I have just spent a whole day in custody awaiting court and I’m extremely lucky to still have most of my freedom! I have since come out and blocked everything relating to the other person on all social networks. I do not want them linked with me at all after this! I got 18 months plus 12 weeks concurrent sentences suspended and any breach either restraining order or not turning up for probation courses and 20 hours unpaid work will result in me having to serve that. I thanked the magistrates in tears and told them how grateful I was for their decision not to imprison me by activating the suspended sentence. I would have spent 18 weeks for each of the three breaches of restraining order. And I think 12 weeks on top so that nearly 2 years in prison in all. The court costs were wavered but I had to pay £100 victim compensation (which is being concurrently being taken from my benefits. I’m not paying it all at once this time because right now I feel traumatised and think after paying £400 previously all together then that is enough for now. It is coming out my benefits with the rest so I don’t need to worry.
I found custody horrendously hard last night and I missed my cats so much that I was in tears. Luckily I think my mum and half sister went over mine with my spare key to feed them… but apparently they lost Mimi (quite easy to do because she’s got a habit of squeezing into the smallest, most obscurist places ever). However, she was found this morning hiding behind a curtain. She’s extremely attached to me though. She is mostly the one that curls up and sleeps next to me at night and sometimes during the day when I’m having a snooze. Mister and Mimi were asleep next to me when the police came to arrest me.
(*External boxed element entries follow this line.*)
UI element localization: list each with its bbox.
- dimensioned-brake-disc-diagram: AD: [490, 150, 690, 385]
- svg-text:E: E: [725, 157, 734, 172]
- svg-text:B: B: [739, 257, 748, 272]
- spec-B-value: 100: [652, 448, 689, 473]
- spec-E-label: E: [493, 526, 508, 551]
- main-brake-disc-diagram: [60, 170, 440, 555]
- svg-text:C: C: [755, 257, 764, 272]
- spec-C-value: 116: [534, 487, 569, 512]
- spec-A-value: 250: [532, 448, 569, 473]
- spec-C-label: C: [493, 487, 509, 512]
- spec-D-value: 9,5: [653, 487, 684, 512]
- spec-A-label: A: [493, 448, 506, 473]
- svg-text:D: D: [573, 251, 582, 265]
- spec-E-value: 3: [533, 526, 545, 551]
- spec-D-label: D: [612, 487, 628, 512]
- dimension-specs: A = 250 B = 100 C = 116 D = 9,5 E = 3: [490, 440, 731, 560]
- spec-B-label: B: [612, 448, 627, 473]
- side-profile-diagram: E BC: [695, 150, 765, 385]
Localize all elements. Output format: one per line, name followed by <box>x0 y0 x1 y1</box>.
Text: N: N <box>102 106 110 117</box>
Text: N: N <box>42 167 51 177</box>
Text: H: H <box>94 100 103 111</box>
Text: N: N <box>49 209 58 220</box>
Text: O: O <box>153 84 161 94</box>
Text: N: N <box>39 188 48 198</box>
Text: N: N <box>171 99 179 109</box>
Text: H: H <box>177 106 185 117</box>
I am 99% sure that I will get off the bus outside my house and Dave will be running towards me meowing.
I cannot wait to get home to wash my hair and have a bath/change my clothes. I will definitely need a hair trim now because my hair is ripped. I need to deep condition it to see how much of the ends I can recover. It’s getting quite long so I need to try to preserve the length as much as possible. I pull my hair when I’m anxious and obviously it is worse when you’ve been in a cell and not able to brush your hair for two days.
I need to get these clothes off because they smell of the cells. I found those smells extremely difficult to deal with last night. I hated a glimpse of that life. I don’t know how it doesn’t put people off, or may be I’m just a prim and proper girl like a person I know who has done a lot of prison told me. I know for sure that I am not tough. I seriously need to learn to stick up for myself properly. So they’re probably right.